Sie können Menschen auch davon abhalten, bestimmte Ziele zu verfolgen. Wenn psychologische und intellektuelle Tendenzen als bestimmende Merkmale angesehen werden, wird eher angenommen, dass sie angeboren und unveränderlich sind. Warum sollte man versuchen, sich zu ändern? “
Der beste Beweis dafür, dass die sogenannte Mars / Venus-Geschlechterverteilung nicht die wahre Quelle der Reibung innerhalb von Beziehungen ist, sagte Reis, ist, dass „schwule und lesbische Paare die gleichen Probleme miteinander haben wie heterosexuelle Paare. Es ist klar, dass nicht so viel Sex, sondern der menschliche Charakter Schwierigkeiten verursacht. "

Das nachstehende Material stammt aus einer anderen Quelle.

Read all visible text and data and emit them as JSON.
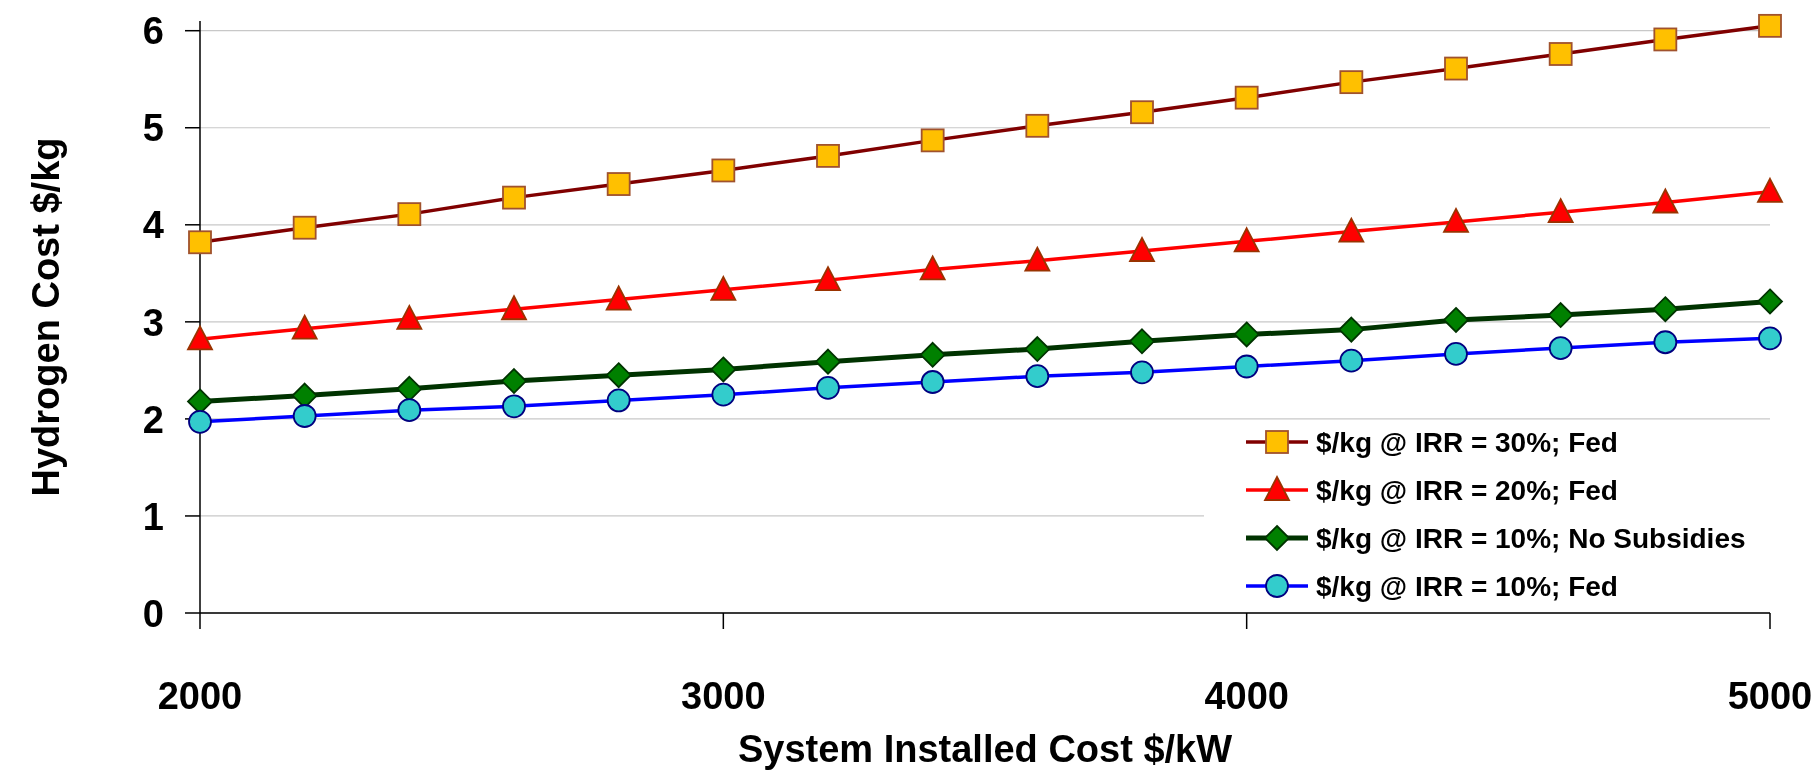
{
  "chart_data": {
    "type": "line",
    "xlabel": "System Installed Cost $/kW",
    "ylabel": "Hydrogen Cost $/kg",
    "x": [
      2000,
      2200,
      2400,
      2600,
      2800,
      3000,
      3200,
      3400,
      3600,
      3800,
      4000,
      4200,
      4400,
      4600,
      4800,
      5000
    ],
    "xlim": [
      2000,
      5000
    ],
    "xticks": [
      2000,
      3000,
      4000,
      5000
    ],
    "ylim": [
      0,
      6.1
    ],
    "yticks": [
      0,
      1,
      2,
      3,
      4,
      5,
      6
    ],
    "grid": "y",
    "legend": "bottom right",
    "series": [
      {
        "name": "$/kg @ IRR = 30%; Fed",
        "color": "#800000",
        "marker": "square",
        "colors": [
          "#ffc000",
          "#ffc000",
          "#ffc000",
          "#ffc000",
          "#ffc000",
          "#ffc000",
          "#ffc000",
          "#ffc000",
          "#ffc000",
          "#ffc000",
          "#ffc000",
          "#ffc000",
          "#ffc000",
          "#ffc000",
          "#ffc000",
          "#ffc000"
        ],
        "values": [
          3.82,
          3.97,
          4.11,
          4.28,
          4.42,
          4.56,
          4.71,
          4.87,
          5.02,
          5.16,
          5.31,
          5.47,
          5.61,
          5.76,
          5.91,
          6.05
        ]
      },
      {
        "name": "$/kg @ IRR = 20%; Fed",
        "color": "#ff0000",
        "marker": "triangle",
        "colors": [
          "#ff0000",
          "#ff0000",
          "#ff0000",
          "#ff0000",
          "#ff0000",
          "#ff0000",
          "#ff0000",
          "#ff0000",
          "#ff0000",
          "#ff0000",
          "#ff0000",
          "#ff0000",
          "#ff0000",
          "#ff0000",
          "#ff0000",
          "#ff0000"
        ],
        "values": [
          2.82,
          2.93,
          3.03,
          3.13,
          3.23,
          3.33,
          3.43,
          3.54,
          3.63,
          3.73,
          3.83,
          3.93,
          4.03,
          4.13,
          4.23,
          4.34
        ]
      },
      {
        "name": "$/kg @ IRR = 10%; No Subsidies",
        "color": "#003300",
        "marker": "diamond",
        "colors": [
          "#008000",
          "#008000",
          "#008000",
          "#008000",
          "#008000",
          "#008000",
          "#008000",
          "#008000",
          "#008000",
          "#008000",
          "#008000",
          "#008000",
          "#008000",
          "#008000",
          "#008000",
          "#008000"
        ],
        "values": [
          2.18,
          2.24,
          2.31,
          2.39,
          2.45,
          2.51,
          2.59,
          2.66,
          2.72,
          2.8,
          2.87,
          2.92,
          3.02,
          3.07,
          3.13,
          3.21
        ]
      },
      {
        "name": "$/kg @ IRR = 10%; Fed",
        "color": "#0000ff",
        "marker": "circle",
        "colors": [
          "#33cccc",
          "#33cccc",
          "#33cccc",
          "#33cccc",
          "#33cccc",
          "#33cccc",
          "#33cccc",
          "#33cccc",
          "#33cccc",
          "#33cccc",
          "#33cccc",
          "#33cccc",
          "#33cccc",
          "#33cccc",
          "#33cccc",
          "#33cccc"
        ],
        "values": [
          1.97,
          2.03,
          2.09,
          2.13,
          2.19,
          2.25,
          2.32,
          2.38,
          2.44,
          2.48,
          2.54,
          2.6,
          2.67,
          2.73,
          2.79,
          2.83
        ]
      }
    ]
  }
}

Die Ergebnisse stützen die von der Psychologin Janet Hyde, Ph.D.
Mit verschiedenen Methoden hat Hyde „überhöhte Behauptungen über geschlechtsspezifische Unterschiede“ mit Metaanalysen von Psychologiestudien in Frage gestellt, die zeigen, dass Männer und Frauen bei den meisten, wenn auch nicht allen psychologischen Variablen ähnlich sind.
Die Autoren erkennen an, dass die Studie weitgehend auf Fragebögen basiert und möglicherweise reale Aktionen nicht vollständig erfasst.
"Methoden, die das zwischenmenschliche Verhalten genauer messen (wie viele Geburtstagskarten haben sie in diesem Jahr gesendet, wie oft im Monat rufen sie einen Freund an, um zu sehen, wie es ihm geht usw.), können ein Gender-Taxon leichter erkennen lassen." Sie schreiben.
Aus dem gleichen Grund spekulieren die Autoren jedoch, dass neue Studien angesichts der Liberalisierung der Geschlechterrollen noch weniger Unterschiede zwischen Männern und Frauen in den Vereinigten Staaten zeigen könnten. Das Gegenteil kann in Kulturen der Fall sein, in denen männliche und weibliche Rollen weitaus präskriptiver sind, wie beispielsweise in Saudi-Arabien, Reis und Carothers.